Of course, no government can wave a magic wand to return to the financial system as it was three years ago.

But there are signs that small business lending is growing again.

According to RBA data for new business lending under $2 million, loans to small businesses made up 29 per cent of all new business loans approved in the past year. That is around the trend average - excluding the phenomenal growth preceding the global financial crisis.

In March 2008, small business lending reached a low of 19.9 per cent of all new business loans approved.

In total, banks approved $74.4 billion in small business loans in the 12 months to June 2010, compared $72 billion in the months to March and $70 billion in the 12 months to December 2009.


Small businesses are important to Australia on many levels.

The jobs they create, the wealth they generate and the goods and services they produce all contribute to a prosperous, dynamic and innovative Australian society.

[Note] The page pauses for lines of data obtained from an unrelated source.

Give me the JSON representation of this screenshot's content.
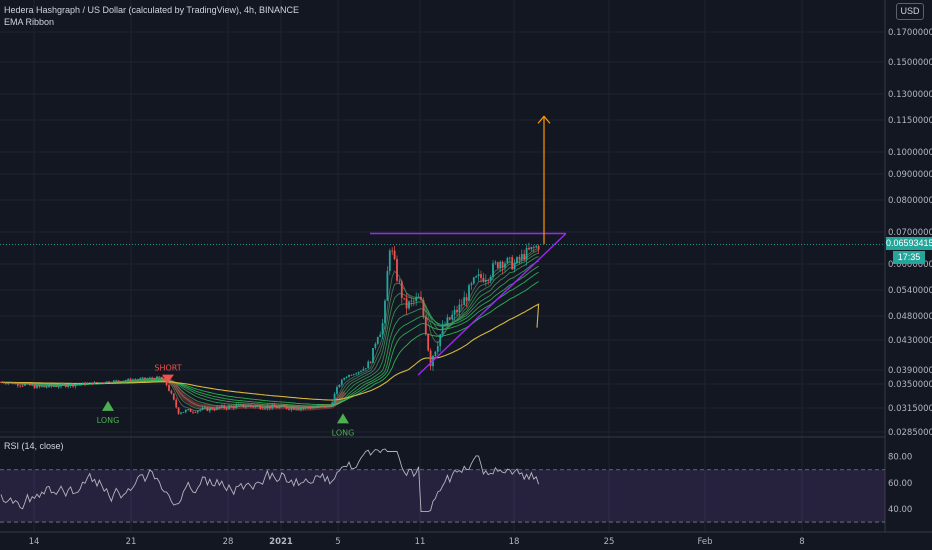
{
  "header": {
    "title": "Hedera Hashgraph / US Dollar (calculated by TradingView), 4h, BINANCE",
    "indicator": "EMA Ribbon",
    "currency_button": "USD"
  },
  "rsi_header": {
    "label": "RSI (14, close)"
  },
  "last_price": {
    "value": "0.06593415",
    "countdown": "17:35"
  },
  "signals": {
    "short": "SHORT",
    "long": "LONG"
  },
  "colors": {
    "up": "#26a69a",
    "down": "#ef5350",
    "pattern": "#9c27f0",
    "arrow": "#ff9800",
    "ema200": "#d4b73a",
    "rsi": "#b2b5be"
  },
  "chart_data": [
    {
      "type": "candlestick",
      "title": "Hedera Hashgraph / US Dollar (calculated by TradingView), 4h, BINANCE",
      "x_ticks": [
        "14",
        "21",
        "28",
        "2021",
        "5",
        "11",
        "18",
        "25",
        "Feb",
        "8"
      ],
      "y_ticks": [
        "0.02850000",
        "0.03150000",
        "0.03500000",
        "0.03900000",
        "0.04300000",
        "0.04800000",
        "0.05400000",
        "0.06000000",
        "0.07000000",
        "0.08000000",
        "0.09000000",
        "0.10000000",
        "0.11500000",
        "0.13000000",
        "0.15000000",
        "0.17000000"
      ],
      "y_scale": "log",
      "ylim": [
        0.0275,
        0.19
      ],
      "grid": true,
      "series_approx": {
        "dates": [
          "Dec 10",
          "Dec 14",
          "Dec 17",
          "Dec 20",
          "Dec 22",
          "Dec 23",
          "Dec 25",
          "Dec 28",
          "Jan 1",
          "Jan 4",
          "Jan 5",
          "Jan 6",
          "Jan 7",
          "Jan 8",
          "Jan 9",
          "Jan 10",
          "Jan 11",
          "Jan 12",
          "Jan 13",
          "Jan 14",
          "Jan 15",
          "Jan 16",
          "Jan 17",
          "Jan 18",
          "Jan 19"
        ],
        "close": [
          0.035,
          0.0345,
          0.0352,
          0.036,
          0.0368,
          0.032,
          0.0325,
          0.0322,
          0.0318,
          0.0315,
          0.036,
          0.038,
          0.045,
          0.064,
          0.054,
          0.052,
          0.044,
          0.047,
          0.05,
          0.056,
          0.06,
          0.062,
          0.063,
          0.0655,
          0.0659
        ]
      },
      "annotations": [
        "SHORT",
        "LONG",
        "LONG",
        "0.06593415",
        "17:35"
      ],
      "resistance_level": 0.0695,
      "target_level": 0.117
    },
    {
      "type": "line",
      "title": "RSI (14, close)",
      "y_ticks": [
        "40.00",
        "60.00",
        "80.00"
      ],
      "bands": [
        30,
        70
      ],
      "ylim": [
        27,
        92
      ]
    }
  ]
}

My message here today is that everyone in this room has a role to play in keeping our small business sector strong.

Access to finance provides the essential nourishment that sustains small businesses right across the country.

In that context, I would encourage the providers of finance to get even closer than ever to small business and to “walk a mile in their shoes” at the individual business level.

This is particularly important as small business look for finance that has

not been adequately replaced with the demise of securitisation following on from the GFC.

I would urge lenders to look to fill the gap in funding as much as the regulators will permit in a competition sense and to price the risk realistically.

My understanding is that currently lenders who are filling the gap left by the loss of securitisation are adding an extra risk premium because of a lack of knowledge of the specific businesses. It is this information gap that I would like to see the lenders close, so that risk can be more

appropriately priced.

Naturally, there are issues we need to work through - but overall the Australian banking and finance sector can be proud of the course it charted through the difficult days of the global recession. The beneficiaries of the survival of the Australian financial system during the maelstrom of the global recession have been the Australian people, whether they are wage earners, small businesses or large companies.

I want to assure you that this government:

• recognises the good work of the banking and finance sector; • is always ready and open to listen to your concerns; and • is willing to work with you as you serve the needs of small businesses and of the entire Australian community.

I wish you and this conference every success.